Introducing a program through the Brighton SBDC will assist startups in figuring out where they are in the process, help them confront the cold hard facts and then design experiments to move the numbers closer to where they want their business to be. The learning milestones of this new program will establish the baseline for startups, help them fine tune before launching and help them realize if they need to pivot or continue marching toward their business launch.

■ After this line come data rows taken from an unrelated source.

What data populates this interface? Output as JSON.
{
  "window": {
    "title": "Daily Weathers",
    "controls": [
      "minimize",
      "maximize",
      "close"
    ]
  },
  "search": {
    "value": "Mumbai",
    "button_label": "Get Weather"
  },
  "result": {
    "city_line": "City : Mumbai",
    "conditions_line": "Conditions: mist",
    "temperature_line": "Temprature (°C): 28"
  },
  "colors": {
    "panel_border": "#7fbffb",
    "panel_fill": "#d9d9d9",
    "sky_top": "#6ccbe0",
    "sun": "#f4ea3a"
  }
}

THE LEAN LAUNCH PROGRAM includes a series of training workshops/seminars to enhance the successful launch or expansion of a small business in the least amount of time feasible. Each peer group covers a one month period of trainings and at least 5 hours of one on one consultations to validate their idea is viable and sustainable and to identify the right customers to market the product or service. The first session in January/February started with 6 participants most who had already started their businesses and had been struggling to grow from one to three years. After the program most stated they had not only learned where they had made their mistakes, they now understood what needs to happen so they can grow their business and start experiencing the success they have been seeking.
One testimonial from a program participant, “I very much enjoyed our class time together and give you a Five Star review”! Another participant stated, “I am so glad you convinced me I needed this program. I learned so much and now know I can become the CEO instead of just being the skilled laborer in my business”.
Dates for the April Session are: April 7th, 14th, 21st and the Bonus BizModel Workshop will be held on April 28th. To register for the program visit: www.northmetrosbdc.com and click on the Brighton tab under workshops/trainings or call or email Teri Sanchez 303-655-2150 email@example.com
Have you ever heard the term “Business retention and expansion (BRE)?” The phrase is most often used by economic development professionals to describe programs and services being offered to help local businesses in a particular community prosper and grow. BRE efforts can vary from community to community depending on the business environment.
The Brighton Economic Development Corporation (EDC) has recently launched new plans to address Brighton’s unique BRE needs.
In 2017, The Brighton EDC will increase efforts to communicate with the business community to find out what Brighton businesses need to help them succeed. This will include one-on-one visits to businesses, surveys and other methods to get valuable feedback.
The Brighton EDC has already begun to strengthen partnerships, and establish new ones, with organizations that provide resources to businesses such as financing, business planning and technical assistance.
Among the most important partners is the Small Business Development Center (SBDC). Located in our office, the SBDC provides individual counseling, classroom training, and a plethora of other critical services for startups and small companies.
Other partners, including Accion, Colorado Enterprise Fund, and Colorado Lending Source, offer access to capital through financing assistance for all kinds of startups and small businesses, including those who may not qualify for bank loans.
Partners like TiE Rockies and Rockies Venture Club provide access to mentoring as well as opportunities to attract investment from venture capitalists and angel investors.
Last but not least, we can connect you with the Adams County Workforce and Business Center who can help you find qualified candidates for any positions you are looking to fill, and they also offer training programs.
These are just a handful of the organizations in our “tool box” we can connect you to.
Additionally, the Brighton EDC will be presenting value-adding events designed to introduce Brighton businesses to available programs and services as well as deliver learning opportunities in areas important to small business, in particular. Look for some great events in Brighton during National Small Business Week May 1 – 5, and Brighton Business Week October 2 – 6.